Five Types of Questions

  1. Technical Skills:
    • "Tell me about yourself" - just a few facts, show enthusiasm in moderation
    • "Why are you here?" - you are looking for interesting work and collaborators
    • Education
    • Work experience
    • Academic projects you've worked on
    • Questions about current technology - interviewer is looking for basic knowledge
    • Development processes - agile, SCRUM, ... - just the basic ideas
  2. Projects listed in your resume'
    • Top level - 5 minutes:
      what it does Brief coherent description of project uses
      what's interesting Technology, features, structure
      what's hard Technology, timing, flow, parts of implementation
      what are the top level parts briefly describe processes, packages, and how they interact
    • Parts - 20 minutes
      Process diagram draw on white board - client, server, ...
      Package diagram(s) draw on white board - names, calling relationships, responsibilities
      possibly class diagram show four relationships: inheritance, composition, aggregation, using
    • Details for some important part - 20 minutes (not very likely as interview question)
      Asynchronous message-passing communication explain concept, flow, routing, ...
  3. Writing Code
    • You need to be able to write code without the help of IDE wizards
    • Verbalize your thought processes
    • Start by summarizing in a sentence or two what you've been asked to do
    • Make a short list of tasks the code has to execute
    • Next rough in the interface and the data structure(s), talking as you go
    • Don't get flustered if interviewer suggests changes: Oh! that's interesting ...
    • Before the interview, look at several of the class midterm code questions.
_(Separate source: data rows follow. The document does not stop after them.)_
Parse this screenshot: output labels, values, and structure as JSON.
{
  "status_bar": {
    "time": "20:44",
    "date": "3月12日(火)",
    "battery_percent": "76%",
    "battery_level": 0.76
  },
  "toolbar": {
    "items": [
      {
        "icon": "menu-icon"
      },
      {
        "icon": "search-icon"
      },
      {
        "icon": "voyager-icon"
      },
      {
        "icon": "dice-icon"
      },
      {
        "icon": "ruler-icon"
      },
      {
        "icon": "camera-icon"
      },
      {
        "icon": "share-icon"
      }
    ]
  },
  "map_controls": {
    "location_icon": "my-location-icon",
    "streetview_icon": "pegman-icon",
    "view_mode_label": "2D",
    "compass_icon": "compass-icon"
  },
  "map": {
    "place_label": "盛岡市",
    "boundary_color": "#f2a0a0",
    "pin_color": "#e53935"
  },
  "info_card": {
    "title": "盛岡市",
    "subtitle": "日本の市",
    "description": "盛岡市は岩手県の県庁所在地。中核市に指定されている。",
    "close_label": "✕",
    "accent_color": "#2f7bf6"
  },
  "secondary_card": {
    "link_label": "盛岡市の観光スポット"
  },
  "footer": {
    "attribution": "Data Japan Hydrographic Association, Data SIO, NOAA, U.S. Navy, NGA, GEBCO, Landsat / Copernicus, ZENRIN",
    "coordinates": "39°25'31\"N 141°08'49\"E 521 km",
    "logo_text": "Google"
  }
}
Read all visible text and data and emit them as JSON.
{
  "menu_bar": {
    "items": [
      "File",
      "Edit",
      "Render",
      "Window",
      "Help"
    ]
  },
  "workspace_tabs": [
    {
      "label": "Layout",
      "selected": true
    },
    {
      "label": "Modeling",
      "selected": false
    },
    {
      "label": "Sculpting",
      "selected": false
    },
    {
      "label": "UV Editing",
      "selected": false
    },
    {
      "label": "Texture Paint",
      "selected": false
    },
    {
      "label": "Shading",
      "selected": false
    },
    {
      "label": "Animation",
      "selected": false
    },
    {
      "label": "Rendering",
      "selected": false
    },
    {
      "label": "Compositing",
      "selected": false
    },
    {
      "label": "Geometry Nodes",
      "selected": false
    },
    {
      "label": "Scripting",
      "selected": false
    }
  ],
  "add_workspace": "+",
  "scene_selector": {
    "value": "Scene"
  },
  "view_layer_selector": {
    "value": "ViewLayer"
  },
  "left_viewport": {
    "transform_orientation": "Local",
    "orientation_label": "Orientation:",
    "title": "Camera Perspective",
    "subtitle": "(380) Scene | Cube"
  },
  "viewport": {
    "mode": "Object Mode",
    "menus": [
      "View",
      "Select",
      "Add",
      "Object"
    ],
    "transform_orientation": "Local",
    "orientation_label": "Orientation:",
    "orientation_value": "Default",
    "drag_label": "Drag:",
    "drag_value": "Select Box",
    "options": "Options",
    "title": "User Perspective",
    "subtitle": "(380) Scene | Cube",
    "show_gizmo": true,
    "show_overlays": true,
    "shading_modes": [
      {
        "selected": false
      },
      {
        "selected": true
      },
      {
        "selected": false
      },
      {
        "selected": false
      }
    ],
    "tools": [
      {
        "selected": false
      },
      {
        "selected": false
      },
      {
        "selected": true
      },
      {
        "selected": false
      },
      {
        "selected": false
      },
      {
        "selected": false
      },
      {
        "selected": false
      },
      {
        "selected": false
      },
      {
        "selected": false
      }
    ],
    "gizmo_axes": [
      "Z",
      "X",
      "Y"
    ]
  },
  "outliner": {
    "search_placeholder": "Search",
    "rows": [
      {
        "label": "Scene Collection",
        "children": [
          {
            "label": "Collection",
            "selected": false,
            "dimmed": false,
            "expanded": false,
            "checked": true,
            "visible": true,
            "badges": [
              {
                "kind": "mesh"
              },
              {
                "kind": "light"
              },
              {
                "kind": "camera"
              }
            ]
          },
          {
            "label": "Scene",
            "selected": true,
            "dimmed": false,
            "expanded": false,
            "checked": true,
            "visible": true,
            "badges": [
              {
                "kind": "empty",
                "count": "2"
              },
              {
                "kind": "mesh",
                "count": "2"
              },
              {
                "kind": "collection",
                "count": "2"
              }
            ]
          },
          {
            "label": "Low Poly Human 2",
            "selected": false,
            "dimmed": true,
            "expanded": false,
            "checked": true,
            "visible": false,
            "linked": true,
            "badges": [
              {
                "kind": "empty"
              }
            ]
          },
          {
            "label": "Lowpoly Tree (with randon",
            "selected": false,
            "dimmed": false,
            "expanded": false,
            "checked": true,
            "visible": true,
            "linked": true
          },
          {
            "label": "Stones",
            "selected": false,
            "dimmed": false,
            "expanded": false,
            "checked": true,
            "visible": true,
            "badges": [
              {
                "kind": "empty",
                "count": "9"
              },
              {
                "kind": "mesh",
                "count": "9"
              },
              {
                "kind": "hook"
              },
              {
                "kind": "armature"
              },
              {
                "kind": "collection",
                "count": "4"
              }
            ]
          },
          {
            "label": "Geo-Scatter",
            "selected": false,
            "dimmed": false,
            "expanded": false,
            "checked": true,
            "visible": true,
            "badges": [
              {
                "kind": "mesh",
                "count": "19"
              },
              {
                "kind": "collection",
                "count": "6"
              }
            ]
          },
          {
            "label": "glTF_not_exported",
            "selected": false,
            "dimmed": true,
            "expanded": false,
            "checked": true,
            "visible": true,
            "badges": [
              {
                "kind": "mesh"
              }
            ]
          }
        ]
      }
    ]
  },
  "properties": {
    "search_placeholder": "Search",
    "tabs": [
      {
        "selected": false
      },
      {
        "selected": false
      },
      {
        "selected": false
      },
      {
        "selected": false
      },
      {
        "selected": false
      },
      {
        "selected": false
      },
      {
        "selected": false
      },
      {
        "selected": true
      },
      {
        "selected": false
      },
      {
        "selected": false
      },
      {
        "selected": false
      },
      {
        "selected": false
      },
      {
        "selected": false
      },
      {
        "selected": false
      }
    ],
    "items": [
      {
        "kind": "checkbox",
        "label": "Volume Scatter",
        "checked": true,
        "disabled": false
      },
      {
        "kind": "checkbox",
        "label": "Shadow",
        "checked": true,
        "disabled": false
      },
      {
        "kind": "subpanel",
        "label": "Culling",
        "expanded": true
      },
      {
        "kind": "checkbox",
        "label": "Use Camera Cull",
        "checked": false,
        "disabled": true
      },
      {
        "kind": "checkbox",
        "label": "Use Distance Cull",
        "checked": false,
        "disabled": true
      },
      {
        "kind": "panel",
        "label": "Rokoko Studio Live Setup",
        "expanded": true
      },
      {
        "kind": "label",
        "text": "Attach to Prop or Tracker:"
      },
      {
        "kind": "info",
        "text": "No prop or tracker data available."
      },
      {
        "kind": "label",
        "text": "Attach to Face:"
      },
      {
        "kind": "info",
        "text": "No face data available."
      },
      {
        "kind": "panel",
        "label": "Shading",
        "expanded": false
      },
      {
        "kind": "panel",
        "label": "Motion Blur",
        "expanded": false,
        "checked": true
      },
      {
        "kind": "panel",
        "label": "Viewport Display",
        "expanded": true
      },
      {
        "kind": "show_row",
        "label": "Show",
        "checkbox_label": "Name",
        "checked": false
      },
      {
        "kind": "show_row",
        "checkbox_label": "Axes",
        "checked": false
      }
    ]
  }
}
Try to rough in your answer (before looking at mine) in these terms.
    • Practice writing code at your desk and at a whiteboard with your friends. Spend an hour a day, five days a week, for several weeks before your interviews.
  4. Designing Systems
    • Start by laying out machines or processes, e.g., client and server
    • Quickly list the responsibilities of each - a sentence or two
    • Describe the data handling - db tables, JSON arrays, ...
    • Discuss user interactions - a task list might be useful
    • Discuss scalability - sharding data onto multiple servers, load balancing
    • List issues if you can think of any - communication, complexity, performance, attack footprint
    • Before the interview, look at one or two of your class projects and try to address each of these. That will make it easier to respond during the interview.
  5. Behavioral questions
    • Show your team orientation: Take as little help as practical give as much help as practical
    • Show you can live in a project's context
      • use the team tools
      • follow the team procedures
      • communicate consisely and frequently - but not too frequently

Study for interviews

  1. Algorithms and library data structures
  2. C++ classes, templates, libraries
  3. C# and Asp.Net Core
  4. Web development: HTML, JavaScript, CSS, MVC, Web APIs - focus on basic ideas
  5. Practice coding at white board
  6. Know what REST, MEAN, MERN, Agile, DevOps mean - wikipedia is your friend

Advice

  1. Take one of the projects on your resume and craft 1 minute, 5 minute, and 30 minute presentations. Quick review of concept, UML diagram(s) discussion, whiteboard code: what classes, responsibilities, activities, write small code fragments that support discussion.
  2. Think about what you want - not just a job - and how that relates to what the company does.
  3. Craft a very simple and direct description of who you are - no fancy words, no self-evaluation - just your interests, experiences, and technical things you most like to do.
  4. Be prepared for questions about how you interact with people. Your goal is to show that you are self-starting, willing to take advice, and that you will interact well with team members.
  5. Don't make claims about this - not convincing - rather show by examples of things you have done.